2018年6月6日付 しんぶん赤旗 |
原子力規制委員会は12月27日、東京電力柏崎刈羽原子力発電所6、7号機(新潟県)の安全審査の合格証にあたる「審査書」を正式決定しました。東電福島第1原発事故後に定められた新規制基準に、東電の原発が合格したのは初めてのことです。また、福島第1原発と同じ沸騰水型の合格も震災後初となります。
再稼働には地元同意などの手続きが残っており、まさに今、新潟県知事選挙が闘われているが、この結果によっては再稼働を許すことになってしまうわけです。
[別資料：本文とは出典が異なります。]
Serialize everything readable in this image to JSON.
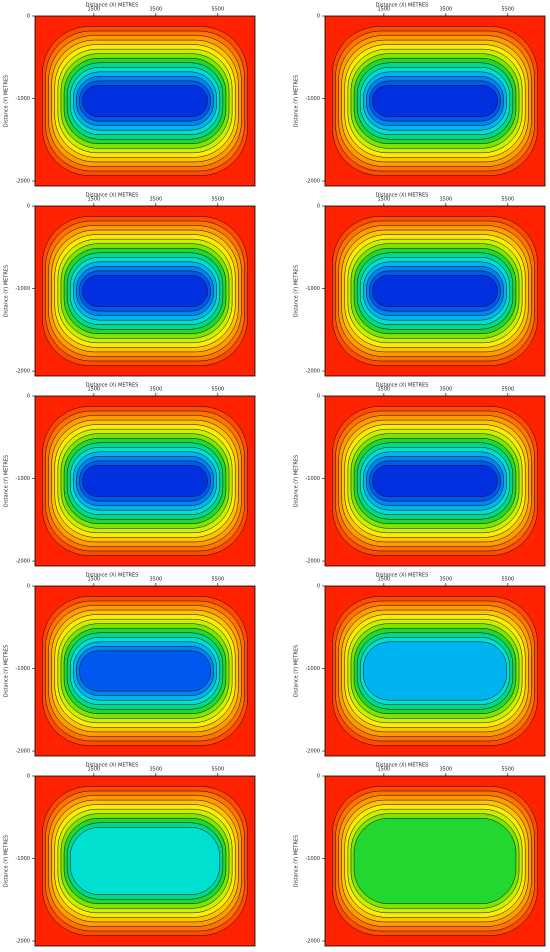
{
  "chart_data": [
    {
      "type": "contour",
      "x_label": "Distance (X) METRES",
      "y_label": "Distance (Y) METRES",
      "xlim": [
        -400,
        6700
      ],
      "ylim": [
        -2060,
        0
      ],
      "xticks": [
        1500,
        3500,
        5500
      ],
      "yticks": [
        0,
        -1000,
        -2000
      ]
    },
    {
      "type": "contour",
      "x_label": "Distance (X) METRES",
      "y_label": "Distance (Y) METRES",
      "xlim": [
        -400,
        6700
      ],
      "ylim": [
        -2060,
        0
      ],
      "xticks": [
        1500,
        3500,
        5500
      ],
      "yticks": [
        0,
        -1000,
        -2000
      ]
    },
    {
      "type": "contour",
      "x_label": "Distance (X) METRES",
      "y_label": "Distance (Y) METRES",
      "xlim": [
        -400,
        6700
      ],
      "ylim": [
        -2060,
        0
      ],
      "xticks": [
        1500,
        3500,
        5500
      ],
      "yticks": [
        0,
        -1000,
        -2000
      ]
    },
    {
      "type": "contour",
      "x_label": "Distance (X) METRES",
      "y_label": "Distance (Y) METRES",
      "xlim": [
        -400,
        6700
      ],
      "ylim": [
        -2060,
        0
      ],
      "xticks": [
        1500,
        3500,
        5500
      ],
      "yticks": [
        0,
        -1000,
        -2000
      ]
    },
    {
      "type": "contour",
      "x_label": "Distance (X) METRES",
      "y_label": "Distance (Y) METRES",
      "xlim": [
        -400,
        6700
      ],
      "ylim": [
        -2060,
        0
      ],
      "xticks": [
        1500,
        3500,
        5500
      ],
      "yticks": [
        0,
        -1000,
        -2000
      ]
    },
    {
      "type": "contour",
      "x_label": "Distance (X) METRES",
      "y_label": "Distance (Y) METRES",
      "xlim": [
        -400,
        6700
      ],
      "ylim": [
        -2060,
        0
      ],
      "xticks": [
        1500,
        3500,
        5500
      ],
      "yticks": [
        0,
        -1000,
        -2000
      ]
    },
    {
      "type": "contour",
      "x_label": "Distance (X) METRES",
      "y_label": "Distance (Y) METRES",
      "xlim": [
        -400,
        6700
      ],
      "ylim": [
        -2060,
        0
      ],
      "xticks": [
        1500,
        3500,
        5500
      ],
      "yticks": [
        0,
        -1000,
        -2000
      ]
    },
    {
      "type": "contour",
      "x_label": "Distance (X) METRES",
      "y_label": "Distance (Y) METRES",
      "xlim": [
        -400,
        6700
      ],
      "ylim": [
        -2060,
        0
      ],
      "xticks": [
        1500,
        3500,
        5500
      ],
      "yticks": [
        0,
        -1000,
        -2000
      ]
    },
    {
      "type": "contour",
      "x_label": "Distance (X) METRES",
      "y_label": "Distance (Y) METRES",
      "xlim": [
        -400,
        6700
      ],
      "ylim": [
        -2060,
        0
      ],
      "xticks": [
        1500,
        3500,
        5500
      ],
      "yticks": [
        0,
        -1000,
        -2000
      ]
    },
    {
      "type": "contour",
      "x_label": "Distance (X) METRES",
      "y_label": "Distance (Y) METRES",
      "xlim": [
        -400,
        6700
      ],
      "ylim": [
        -2060,
        0
      ],
      "xticks": [
        1500,
        3500,
        5500
      ],
      "yticks": [
        0,
        -1000,
        -2000
      ]
    }
  ]
}
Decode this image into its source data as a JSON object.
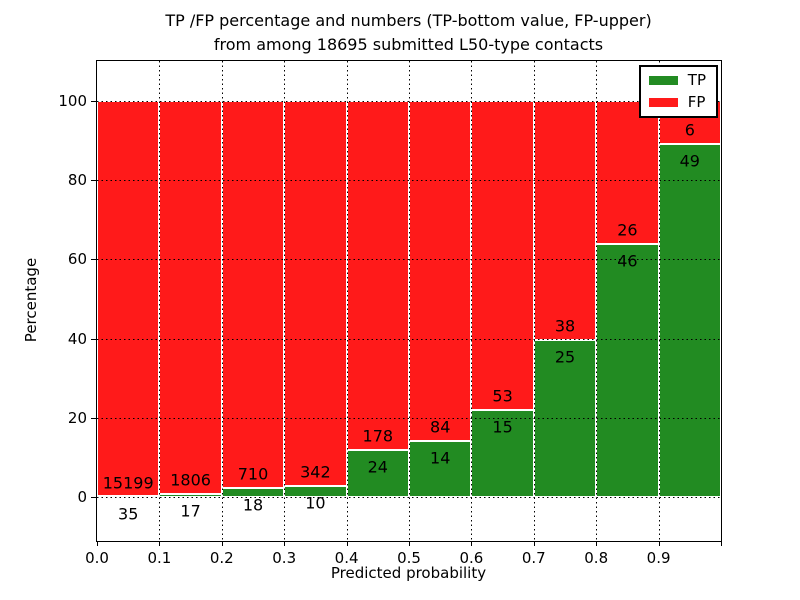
{
  "title": {
    "line1": "TP /FP percentage and numbers (TP-bottom value, FP-upper)",
    "line2": "from among 18695 submitted L50-type contacts"
  },
  "chart_data": {
    "type": "bar",
    "stacked": true,
    "title": "TP /FP percentage and numbers (TP-bottom value, FP-upper)\nfrom among 18695 submitted L50-type contacts",
    "xlabel": "Predicted probability",
    "ylabel": "Percentage",
    "total_submitted_contacts": 18695,
    "x_tick_labels": [
      "0.0",
      "0.1",
      "0.2",
      "0.3",
      "0.4",
      "0.5",
      "0.6",
      "0.7",
      "0.8",
      "0.9"
    ],
    "y_ticks": [
      0,
      20,
      40,
      60,
      80,
      100
    ],
    "y_tick_labels": [
      "0",
      "20",
      "40",
      "60",
      "80",
      "100"
    ],
    "xlim": [
      0.0,
      1.0
    ],
    "ylim": [
      -11,
      110
    ],
    "bin_width": 0.1,
    "grid_style": "dotted",
    "legend_position": "upper-right",
    "series": [
      {
        "name": "TP",
        "color": "#228b22",
        "counts": [
          35,
          17,
          18,
          10,
          24,
          14,
          15,
          25,
          46,
          49
        ]
      },
      {
        "name": "FP",
        "color": "#ff1a1a",
        "counts": [
          15199,
          1806,
          710,
          342,
          178,
          84,
          53,
          38,
          26,
          6
        ]
      }
    ],
    "bins": [
      {
        "range_start": 0.0,
        "tp_count": 35,
        "fp_count": 15199,
        "tp_pct": 0.23,
        "fp_pct": 99.77
      },
      {
        "range_start": 0.1,
        "tp_count": 17,
        "fp_count": 1806,
        "tp_pct": 0.93,
        "fp_pct": 99.07
      },
      {
        "range_start": 0.2,
        "tp_count": 18,
        "fp_count": 710,
        "tp_pct": 2.47,
        "fp_pct": 97.53
      },
      {
        "range_start": 0.3,
        "tp_count": 10,
        "fp_count": 342,
        "tp_pct": 2.84,
        "fp_pct": 97.16
      },
      {
        "range_start": 0.4,
        "tp_count": 24,
        "fp_count": 178,
        "tp_pct": 11.88,
        "fp_pct": 88.12
      },
      {
        "range_start": 0.5,
        "tp_count": 14,
        "fp_count": 84,
        "tp_pct": 14.29,
        "fp_pct": 85.71
      },
      {
        "range_start": 0.6,
        "tp_count": 15,
        "fp_count": 53,
        "tp_pct": 22.06,
        "fp_pct": 77.94
      },
      {
        "range_start": 0.7,
        "tp_count": 25,
        "fp_count": 38,
        "tp_pct": 39.68,
        "fp_pct": 60.32
      },
      {
        "range_start": 0.8,
        "tp_count": 46,
        "fp_count": 26,
        "tp_pct": 63.89,
        "fp_pct": 36.11
      },
      {
        "range_start": 0.9,
        "tp_count": 49,
        "fp_count": 6,
        "tp_pct": 89.09,
        "fp_pct": 10.91
      }
    ]
  }
}
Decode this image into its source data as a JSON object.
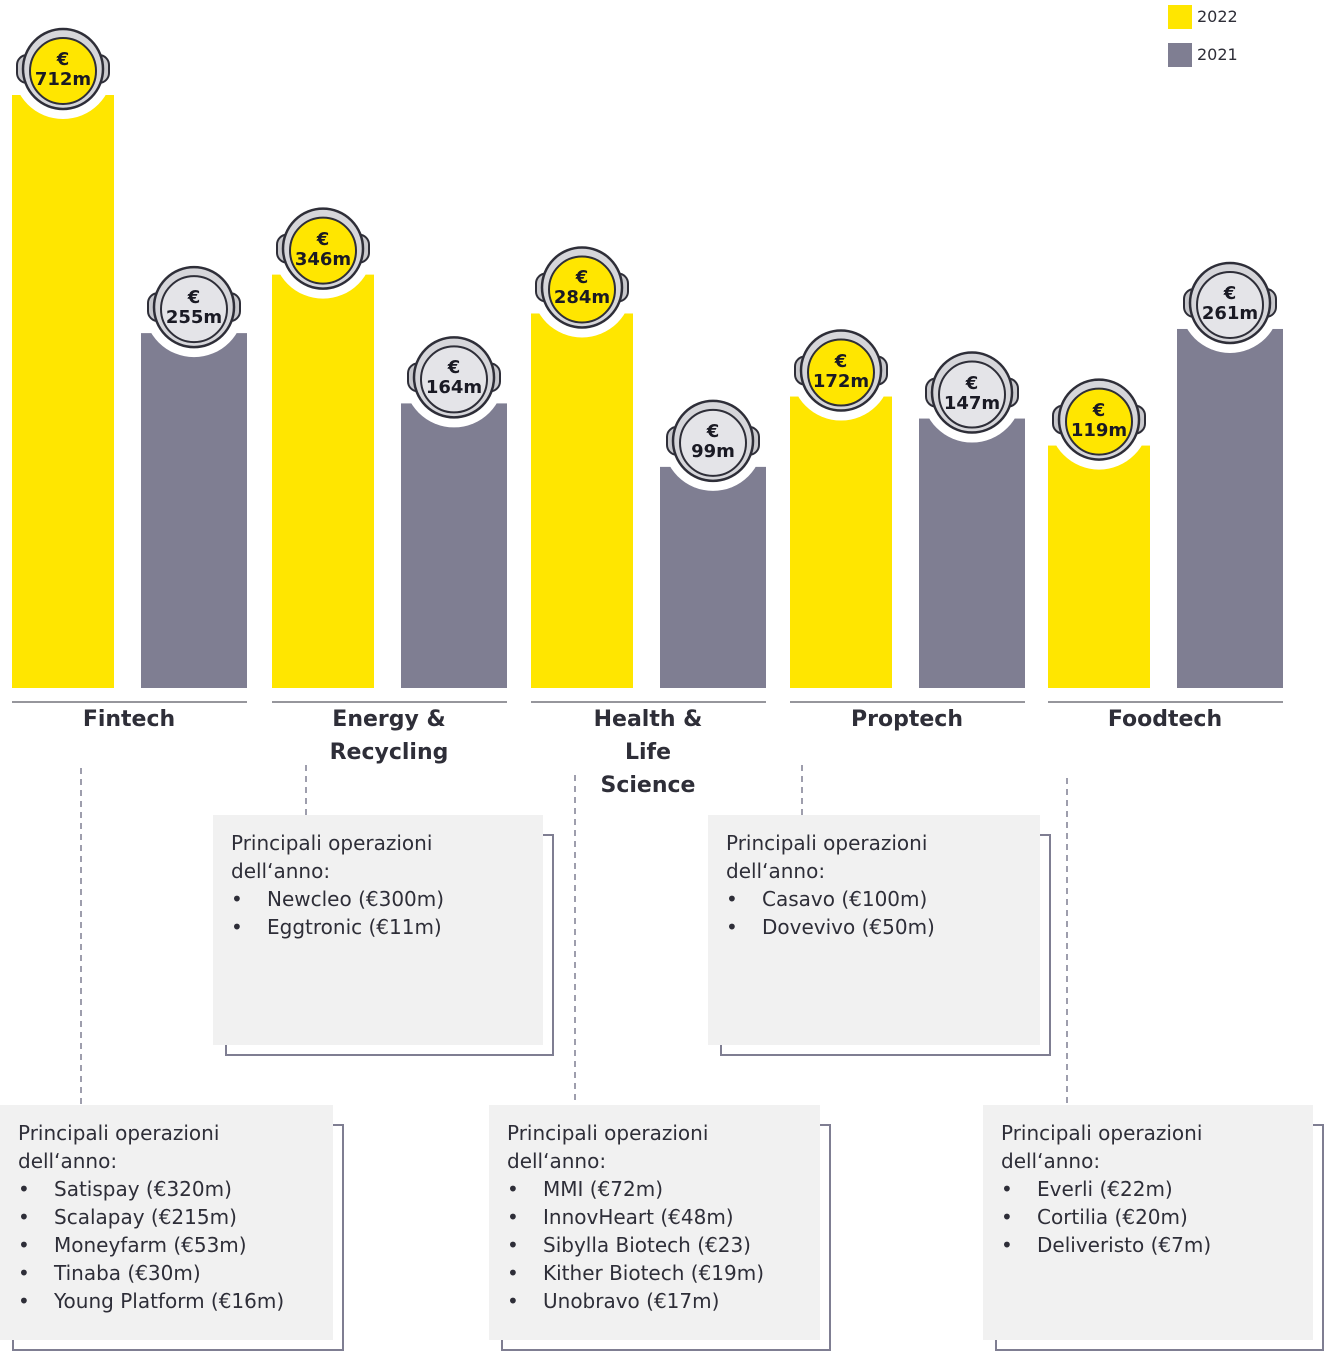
{
  "chart_data": {
    "type": "bar",
    "categories": [
      "Fintech",
      "Energy & Recycling",
      "Health & Life Science",
      "Proptech",
      "Foodtech"
    ],
    "series": [
      {
        "name": "2022",
        "color": "#FFE600",
        "values": [
          712,
          346,
          284,
          172,
          119
        ],
        "value_labels": [
          "€ 712m",
          "€ 346m",
          "€ 284m",
          "€ 172m",
          "€ 119m"
        ]
      },
      {
        "name": "2021",
        "color": "#7F7E92",
        "values": [
          255,
          164,
          99,
          147,
          261
        ],
        "value_labels": [
          "€ 255m",
          "€ 164m",
          "€ 99m",
          "€ 147m",
          "€ 261m"
        ]
      }
    ],
    "annotations": [
      {
        "title": "Principali operazioni dell‘anno:",
        "items": [
          "Satispay (€320m)",
          "Scalapay (€215m)",
          "Moneyfarm (€53m)",
          "Tinaba (€30m)",
          "Young Platform (€16m)"
        ]
      },
      {
        "title": "Principali operazioni dell‘anno:",
        "items": [
          "Newcleo (€300m)",
          "Eggtronic (€11m)"
        ]
      },
      {
        "title": "Principali operazioni dell‘anno:",
        "items": [
          "MMI (€72m)",
          "InnovHeart (€48m)",
          "Sibylla Biotech (€23)",
          "Kither Biotech (€19m)",
          "Unobravo (€17m)"
        ]
      },
      {
        "title": "Principali operazioni dell‘anno:",
        "items": [
          "Casavo (€100m)",
          "Dovevivo (€50m)"
        ]
      },
      {
        "title": "Principali operazioni dell‘anno:",
        "items": [
          "Everli (€22m)",
          "Cortilia (€20m)",
          "Deliveristo (€7m)"
        ]
      }
    ]
  }
}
ところが、今年2月になって、東京電力は、6、7号機の重要施設であるフィルターベントの基礎やガスタービン発電機の基礎、さらに原子炉の冷却水のための水を取り込む取水路が地震時の液状化で損傷する可能性があるとして、補強工事を行う方針を発表しました。特に、フィルターベントは重大事故が起きた時に、原子炉格納容器の圧力を逃がすための設備で、機能を失えば深刻な事態につながります(下図参照)。
出典:原子力規制委員会 |
原子力規制委員会の更田委員長は、5月の定例会見で「許可前の審査会合の資料ですでに液状化については触れられ、液状化の可能性があれば対策を取ります、とある。」と述べ、許可後にわかったことではないと説明し、問題はないとしています。
しかし、それで良いのでしょうか?再稼働を認める判断として、フィルターベントの基礎が地震による液状化で問題が生ずる可能性があることを知っていて、安全審査に合格を出しているわけです。これでは杜撰な審査だと批判されても仕方ないでしょう。
フィルターベントが機能しないと深刻な事故につながることは、福島第一原発で経験済みなわけですから、同じ過ちにつながる可能性があることを把握した以上、いったん安全審査に合格とした判断を撤回し、少なくとも、液状化対策が済んで問題ないことが確認できるまで、安全という判断をするべきではありません。
そもそも原子力発電所の再稼働ありきの安全審査となっていることが問題です。安全審査に合格を出すのならば、専門家や住民から疑問や批判が出ない程度にまで詳細に検討するという姿勢を見せなければ、再稼働反対の意見もある中での原発の再稼働は、そう簡単なことではないはずです。
だからこそ、今争われている新潟県知事選挙で、きっぱりと原子力発電所の再稼働に反対する池田ちかこ候補に頑張ってもらわないといけません。